PHP :: Bug #75131 :: Iconv output buffering handler doesn't encode correctly across chunk boundaries

Bug #75131

Iconv output buffering handler doesn't encode correctly across chunk boundaries

Submitted:

2017-08-28 13:52 UTC

Modified:

2018-08-26 16:51 UTC

Votes:	3
Avg. Score:	4.7 ± 0.5
Reproduced:	3 of 3 (100.0%)
Same Version:	1 (33.3%)
Same OS:	2 (66.7%)

From:

jocrutrisi at ibsats dot com

Assigned:

Status:

Verified

Package:

ICONV related

PHP Version:

7.2.0beta3

OS:

Linux

Private report:

CVE-ID:

None

View Developer Edit

Welcome! If you don't have a Git account, you can't do anything here.
If you reported this bug, you can edit this bug over here.

php.net Username: php.net Password:

Quick Fix:	(description)
	Block user comment
Status:		Assign to:
Package:
Bug Type:
Summary:
From:	jocrutrisi at ibsats dot com
New email:
PHP Version:		OS:

New/Additional Comment:

[2017-08-28 13:52 UTC] jocrutrisi at ibsats dot com

Description:
------------
The "ob_iconv_handler" is the only means in PHP to convert streaming input from one charset to another charset.

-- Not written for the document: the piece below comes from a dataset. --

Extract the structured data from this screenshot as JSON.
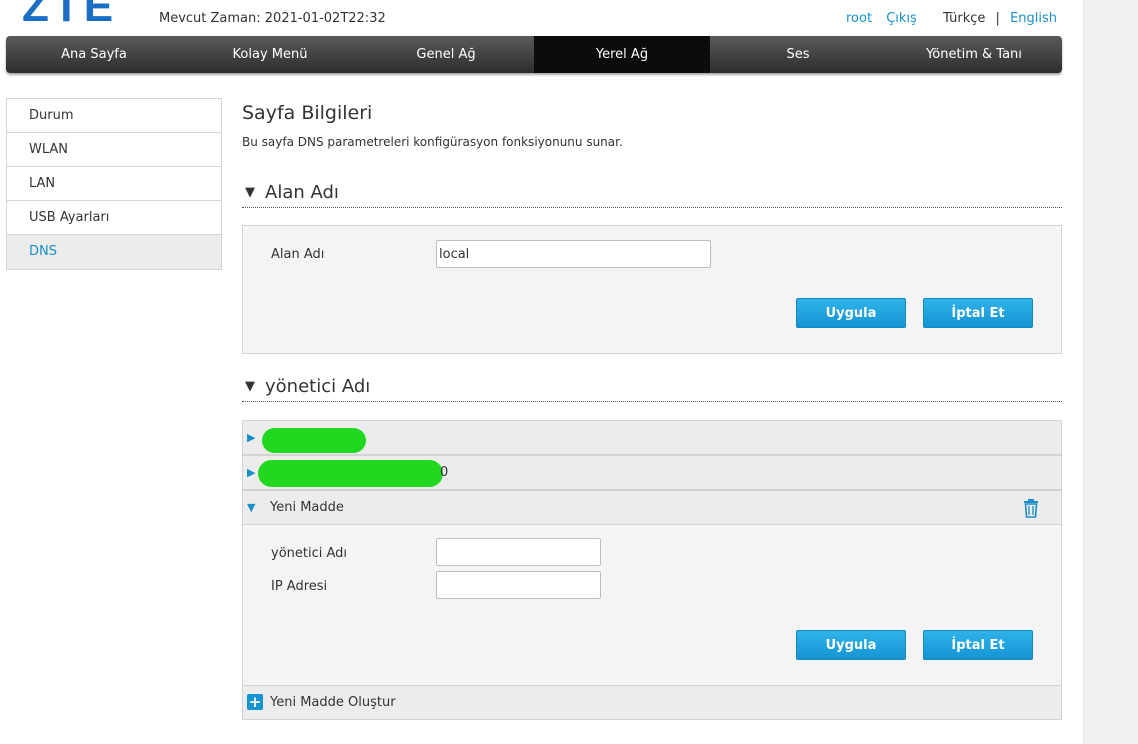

We can't use any of the other functions, because as we process in chunks of undefined or fixed size, variable-width encodings like UTF-8 often end up with partial characters at the boundaries (start/end) of the chunk. So if we convert every chunk as if it's a complete string, we'll end up with corrupted output as the conversion can't see the entire characters.

Normally since "ob_iconv_handler" is advertized as a stream output handler, you'd think it handles this scenario correctly, alas it doesn't.

Output is correctly encoded when we give "complete" chunks to the handler. But if we cut down the buffer size so partial characters are sent in each chunk... we get garbled output.

This is especially troubling not only because it's not correct, but because this is supposedly the ONLY WAY to convert a stream from one charset to another. The only option in PHP right now, is to put an entire string in memory and convert it this way. If it doesn't fit in memory we're S.O.L.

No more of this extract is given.